Saikawa’s exit was triggered by the revelation that he had received excess compensation via stock appreciation rights, in which the firm’s directors receive a bonus payment if its share prices perform above a target. When the date his rights were to be exercised was pushed back in 2013, Saikawa received ¥47 million more in after-tax pay due to share price gains in the subsequent period.


He denied involvement in ordering the date change and claimed that the excess pay was not the outcome of deliberate wrongdoing, and said he would return the extra compensation. But it would be unnatural for the date to be changed for Saikawa without anybody giving such an order. Yasushi Kimura, chairman of Nissan’s board of directors, said the excess compensation was not illegal but constituted a serious governance problem.


Another problem is that other Nissan executives may have been paid too much via stock appreciation rights — a further indication of possible irregular practices involving executive pay in a firm already reeling from Ghosn’s arrest over suspected underreporting of his compensation. The scheme linking executive pay and performance of a company’s share prices, thereby incentivizing the executives to improve the firm’s earnings, is not a bad thing, but it can cause problems when managed in a discretionary way. The automaker said it plans to abolish the system next year.


The same day the Nissan board announced Saikawa’s resignation, the automaker disclosed a probe’s findings that the financial damage from the alleged wrongdoing by Ghosn and Greg Kelly, a former Nissan director arrested along with the former chairman, amounted to ¥35 billion. In declaring Nissan’s break from the Ghosn regime last year, Saikawa blamed the issue on a governance structure that concentrated too much power in the hands of the top leader.

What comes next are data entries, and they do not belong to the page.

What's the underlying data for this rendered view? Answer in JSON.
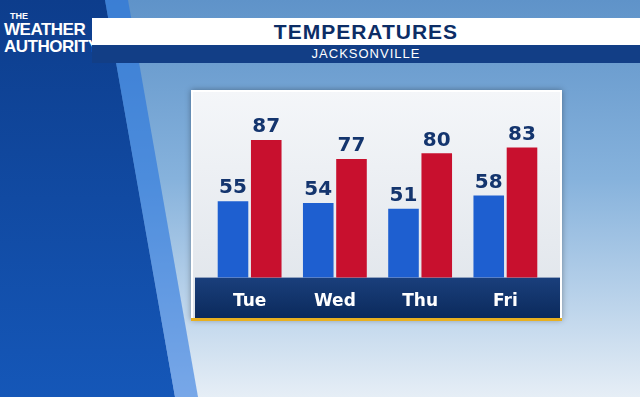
{
  "logo": "THE WEATHER AUTHORITY",
  "chart_data": {
    "type": "bar",
    "title": "TEMPERATURES",
    "subtitle": "JACKSONVILLE",
    "categories": [
      "Tue",
      "Wed",
      "Thu",
      "Fri"
    ],
    "series": [
      {
        "color": "#1e5fd0",
        "values": [
          55,
          54,
          51,
          58
        ]
      },
      {
        "color": "#c8102e",
        "values": [
          87,
          77,
          80,
          83
        ]
      }
    ],
    "ylim": [
      15,
      110
    ],
    "yticks": [
      15,
      110
    ],
    "grid": false,
    "data_labels": true,
    "tick_labels": "x"
  }
}
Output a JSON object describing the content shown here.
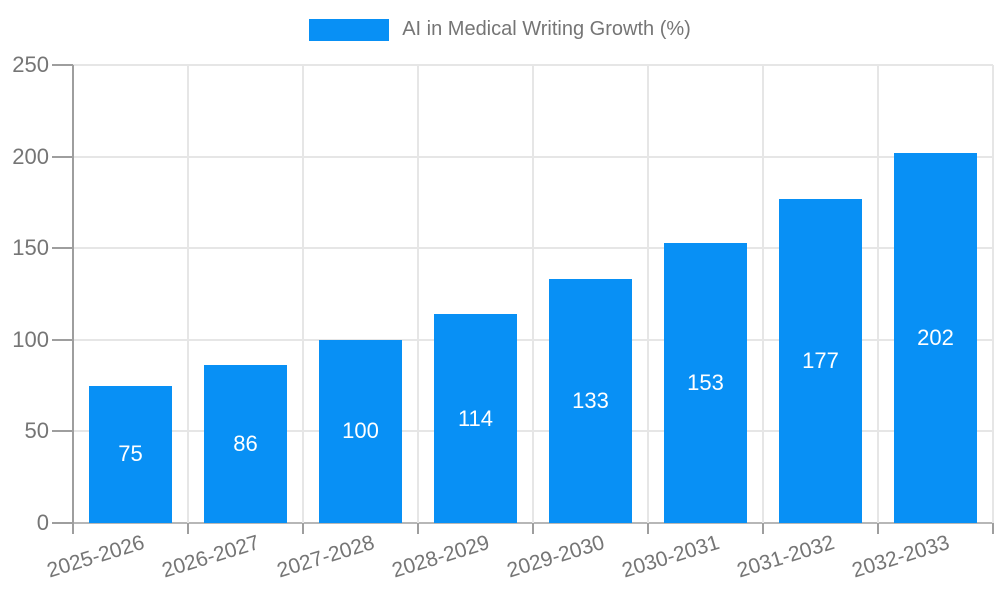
{
  "legend": {
    "label": "AI in Medical Writing Growth (%)"
  },
  "chart_data": {
    "type": "bar",
    "title": "AI in Medical Writing Growth (%)",
    "categories": [
      "2025-2026",
      "2026-2027",
      "2027-2028",
      "2028-2029",
      "2029-2030",
      "2030-2031",
      "2031-2032",
      "2032-2033"
    ],
    "values": [
      75,
      86,
      100,
      114,
      133,
      153,
      177,
      202
    ],
    "xlabel": "",
    "ylabel": "",
    "ylim": [
      0,
      250
    ],
    "yticks": [
      0,
      50,
      100,
      150,
      200,
      250
    ],
    "grid": true,
    "legend_position": "top-center",
    "bar_color": "#0890f5",
    "value_label_color": "#ffffff",
    "axis_text_color": "#757575",
    "gridline_color": "#e6e6e6",
    "axis_line_color": "#9e9e9e"
  }
}
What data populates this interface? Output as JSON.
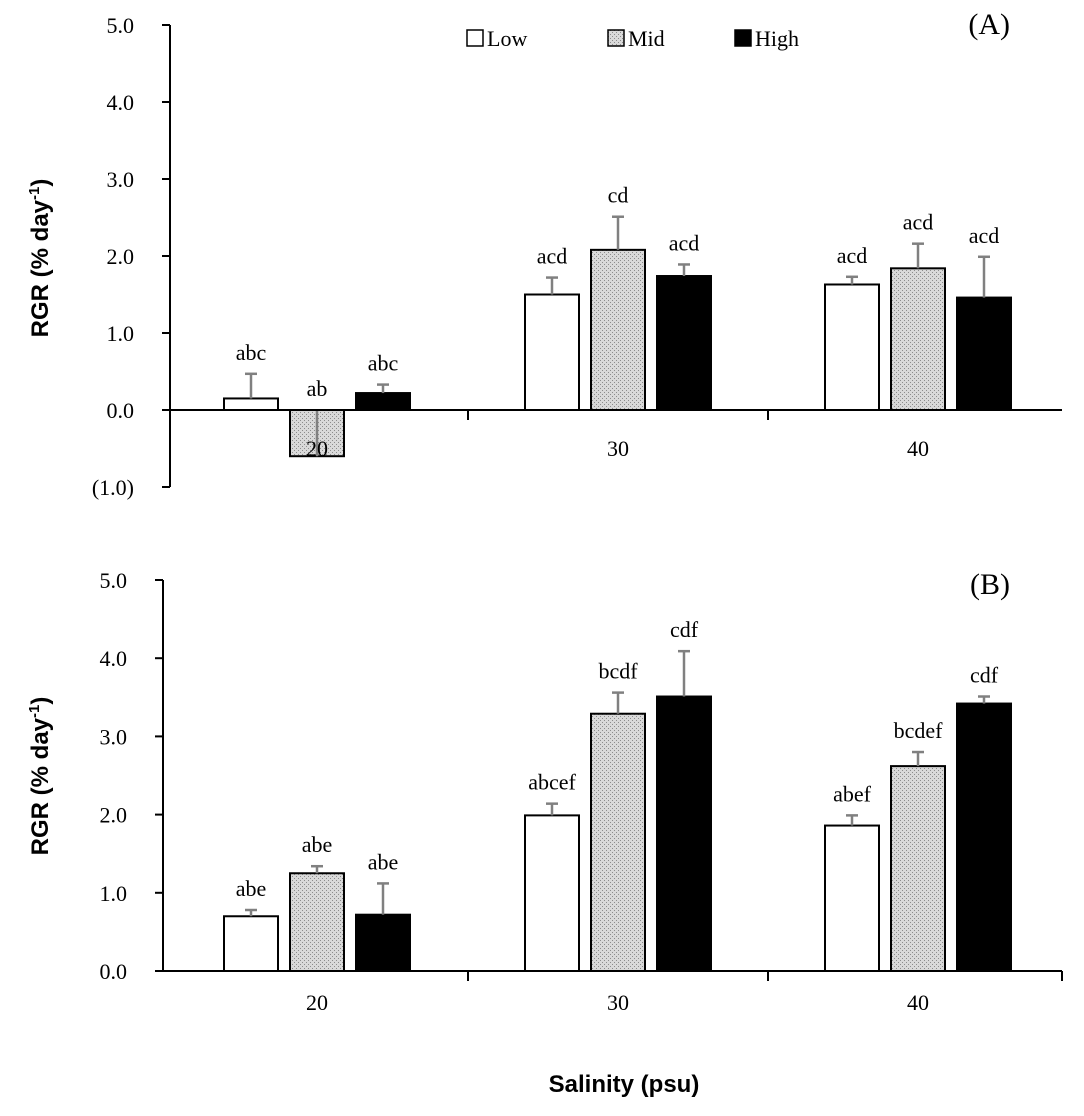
{
  "chart_data": [
    {
      "type": "bar",
      "panel_label": "(A)",
      "categories": [
        "20",
        "30",
        "40"
      ],
      "ylabel": "RGR (% day",
      "ylabel_sup": "-1",
      "ylabel_close": ")",
      "ylim": [
        -1.0,
        5.0
      ],
      "yticks": [
        {
          "value": 5.0,
          "label": "5.0"
        },
        {
          "value": 4.0,
          "label": "4.0"
        },
        {
          "value": 3.0,
          "label": "3.0"
        },
        {
          "value": 2.0,
          "label": "2.0"
        },
        {
          "value": 1.0,
          "label": "1.0"
        },
        {
          "value": 0.0,
          "label": "0.0"
        },
        {
          "value": -1.0,
          "label": "(1.0)",
          "color": "#c00000"
        }
      ],
      "series": [
        {
          "name": "Low",
          "fill": "#ffffff",
          "values": [
            0.15,
            1.5,
            1.63
          ],
          "errors": [
            0.32,
            0.22,
            0.1
          ],
          "sig": [
            "abc",
            "acd",
            "acd"
          ]
        },
        {
          "name": "Mid",
          "fill": "#d9d9d9",
          "values": [
            -0.6,
            2.08,
            1.84
          ],
          "errors": [
            0.0,
            0.43,
            0.32
          ],
          "sig": [
            "ab",
            "cd",
            "acd"
          ]
        },
        {
          "name": "High",
          "fill": "#000000",
          "values": [
            0.22,
            1.74,
            1.46
          ],
          "errors": [
            0.11,
            0.15,
            0.53
          ],
          "sig": [
            "abc",
            "acd",
            "acd"
          ]
        }
      ],
      "legend": {
        "position": "top-center",
        "items": [
          "Low",
          "Mid",
          "High"
        ]
      }
    },
    {
      "type": "bar",
      "panel_label": "(B)",
      "categories": [
        "20",
        "30",
        "40"
      ],
      "ylabel": "RGR (% day",
      "ylabel_sup": "-1",
      "ylabel_close": ")",
      "ylim": [
        0.0,
        5.0
      ],
      "yticks": [
        {
          "value": 5.0,
          "label": "5.0"
        },
        {
          "value": 4.0,
          "label": "4.0"
        },
        {
          "value": 3.0,
          "label": "3.0"
        },
        {
          "value": 2.0,
          "label": "2.0"
        },
        {
          "value": 1.0,
          "label": "1.0"
        },
        {
          "value": 0.0,
          "label": "0.0"
        }
      ],
      "series": [
        {
          "name": "Low",
          "fill": "#ffffff",
          "values": [
            0.7,
            1.99,
            1.86
          ],
          "errors": [
            0.08,
            0.15,
            0.13
          ],
          "sig": [
            "abe",
            "abcef",
            "abef"
          ]
        },
        {
          "name": "Mid",
          "fill": "#d9d9d9",
          "values": [
            1.25,
            3.29,
            2.62
          ],
          "errors": [
            0.09,
            0.27,
            0.18
          ],
          "sig": [
            "abe",
            "bcdf",
            "bcdef"
          ]
        },
        {
          "name": "High",
          "fill": "#000000",
          "values": [
            0.72,
            3.51,
            3.42
          ],
          "errors": [
            0.4,
            0.58,
            0.09
          ],
          "sig": [
            "abe",
            "cdf",
            "cdf"
          ]
        }
      ]
    }
  ],
  "xlabel": "Salinity (psu)",
  "colors": {
    "axis": "#000000",
    "error_bar": "#808080",
    "negative_tick": "#c00000"
  }
}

As a result of its governance reform since Ghosn’s ouster, a majority of Nissan’s board seats are now occupied by outside directors, and the board is chaired by Kimura, one of the outside directors. The board is said to have taken the initiative to effectively force Saikawa into resigning. In that sense, the governance reform introduced to rebuild the automaker for the post-Ghosn era may have served its intended function.


Due to slumping sales in the North American and European markets, Nissan’s consolidated operating profit for the April-June quarter plummeted 98.5 percent from a year earlier. The strategy pursued under Ghosn to expand the automaker’s market share, including a sharp discount campaign in the United States, is deemed to be the wrong way to respond to the changes in the global markets. In its bid to shift the focus on profit, Nissan has announced manpower cuts of 12,500 jobs worldwide and trimming global output capacity to 6.6 million vehicles by 2022. Whoever takes over from Saikawa faces the tough challenge of normalizing Nissan’s management as quickly as possible to allow the automaker to chart a path for its revival and start pouring its resources into crucial technologies such as autonomous driving.